For most dogs, even those you consider to be well adjusted and well-trained dogs, whilst there is a small window to recall the dog before this chase begins, once the chase is on, they are very much in the pleasure zone and not listening to any interruptions.
Not all livestock attacks happen when dogs are out on walks, it is reported that two-thirds of the attacks on livestock were from dogs who had escaped from the house or garden. The biggest issue here is not whether the dogs are sufficiently exercised or stimulated, but how they are able to escape.
It may be a training issue in that the dog has not been taught an alternate behaviour to running out of the front door if it is opened, but any responsible dog owner should be ensuring that the area the dog escapes into is secure.
If you live near a busy road, you make sure your dog can’t escape onto it and the same should apply in areas where there are livestock.
Dogs are opportunists and if they find a route to escape, no matter how well trained and exercised they are, they will still follow their curiosity and impulses, especially if they have had a history of chasing livestock or a well-developed prey drive.
How to stop your dog chasing livestock
The only solution is management to avoid the dog being in a position where he can chase livestock.
This means ensuring your houses and gardens are escape proof. Good rehoming charities like National Animal Welfare Trust insist on six-foot high fenced gardens and it is something all pet owners should be encouraged to undertake.
If you live in a suburban area or semi-rural area, be aware of grazing livestock on open land. Cattle and sheep are often used for managing areas of open land. Make sure you read the signage and notices and please keep your dogs on a lead at all times.
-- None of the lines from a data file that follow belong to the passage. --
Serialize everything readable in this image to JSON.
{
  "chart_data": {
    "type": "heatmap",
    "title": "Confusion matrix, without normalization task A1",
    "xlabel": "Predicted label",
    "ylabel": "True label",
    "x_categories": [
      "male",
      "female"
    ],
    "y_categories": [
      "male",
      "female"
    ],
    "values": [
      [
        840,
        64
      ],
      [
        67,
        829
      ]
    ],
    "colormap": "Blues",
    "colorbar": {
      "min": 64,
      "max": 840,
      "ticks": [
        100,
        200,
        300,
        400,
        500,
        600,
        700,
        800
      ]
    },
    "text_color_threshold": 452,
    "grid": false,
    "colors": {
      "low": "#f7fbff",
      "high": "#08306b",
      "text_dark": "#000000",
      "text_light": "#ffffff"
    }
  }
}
Farmers will sometimes put up and take down signage so please keep an eye on what is being displayed. It would always be safer to keep your dog on a lead until you’ve successfully made a thorough visual check beforehand. The consequences are unthinkable.
And finally, do regularly practice your dog recall. We’ve put together an advice sheet on recall and we also have a free webinar recording featuring TV trainers Jo Rosie Haffenden and Nando Brown.
Happy walking and remember to be safe out there!